As part of the NSF-funded project NEESR: Reserve Capacity in New and Existing Low-Ductility Braced Frames (CMMI 1207976), full-scale testing of two concentrically-braced frames was recently conducted by Prof. Larry Fahnestock (PI), Prof. Eric Hines (Co-PI, Tufts), Prof. Robert Tremblay (Co-PI, Polytechnique), Josh Sizemore (PhD student, Illinois), Cam Bradley (MS student Tufts) and Thierry Beland (PhD student, Polytechnique) in the NEES@Lehigh facility. The research program is also supported by AISC, and steel for the test specimens was donated by AISC. These tests provide valuable new data on braced frame inelastic behavior, particularly mechanisms that develop after a primary limit state such as brace buckling or weld fracture.
In July, a one-bay two-story chevron configuration R=3 CBF was tested. It initially developed brace buckling in the second story, and subsequently a weld fracture at the brace-to-gusset plate interface was induced in the first story. Brace re-engagement, with strength similar to the pre-fracture condition, and a ductile long-link EBF mechanism, with beam flexural hinging, characterized the remainder of the test.

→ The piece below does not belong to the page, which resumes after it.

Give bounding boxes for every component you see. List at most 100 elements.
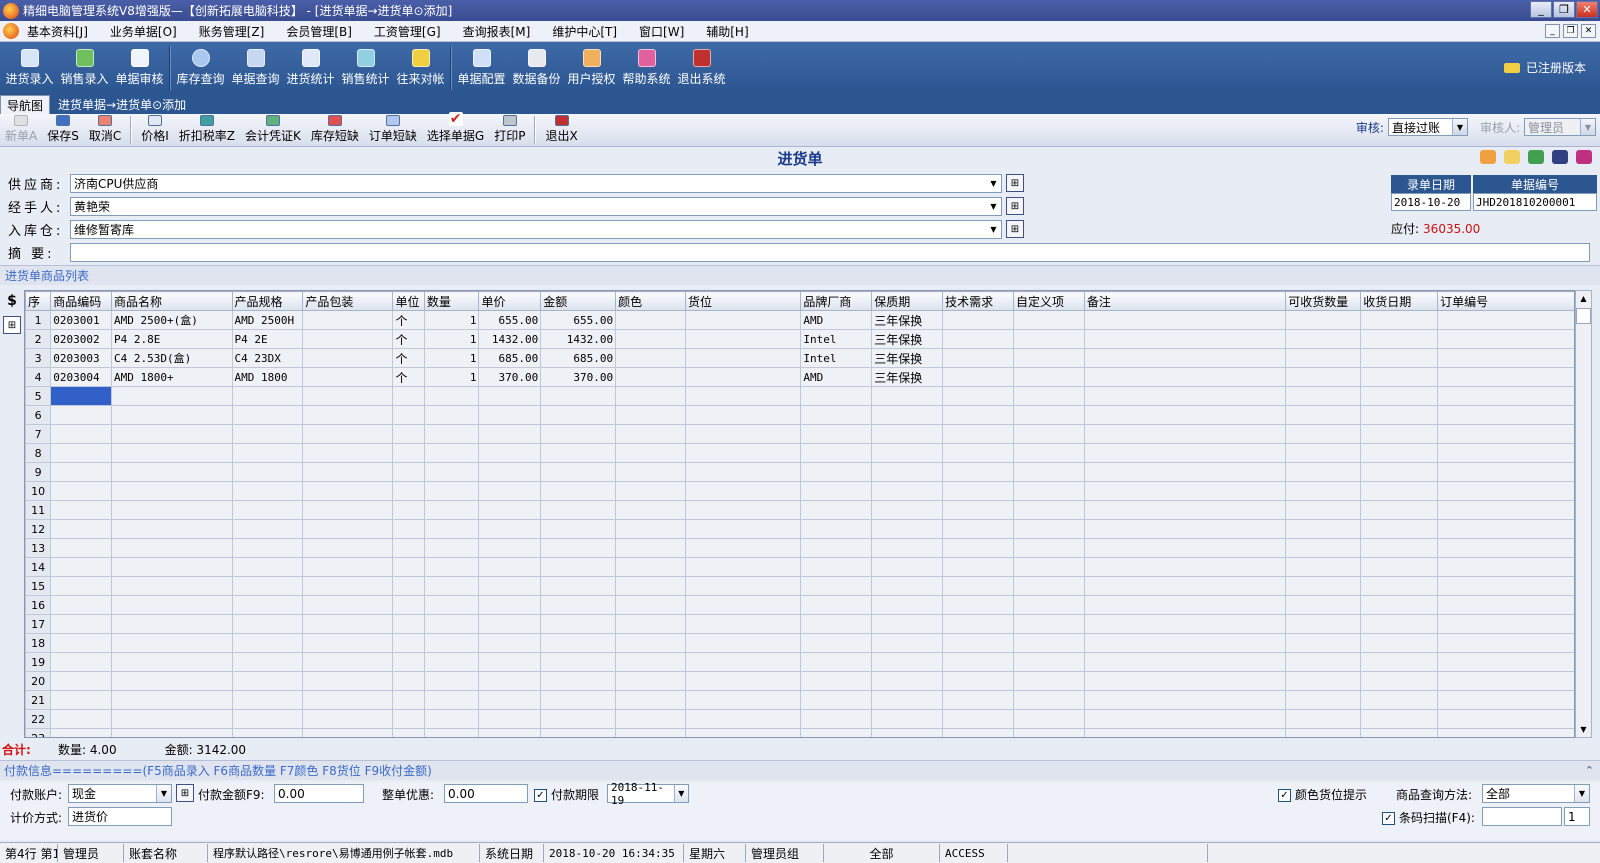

In September, a one-bay two-story split-X configuration OCBF was tested. It exhibited stable cyclic response, with brace buckling and yielding, up to 1.5% roof drift when a second story brace-to-gusset plate weld fractured at nearly three times the design base shear. Subsequently, the brace re-engaged in compression and the prior peak base shear in the opposite direction was nearly reached at -1.5% roof drift. In the next cycle, heading towards -2.0% roof drift, the first story beam-to-gusset plate weld fractured and concluded the primary portion of testing.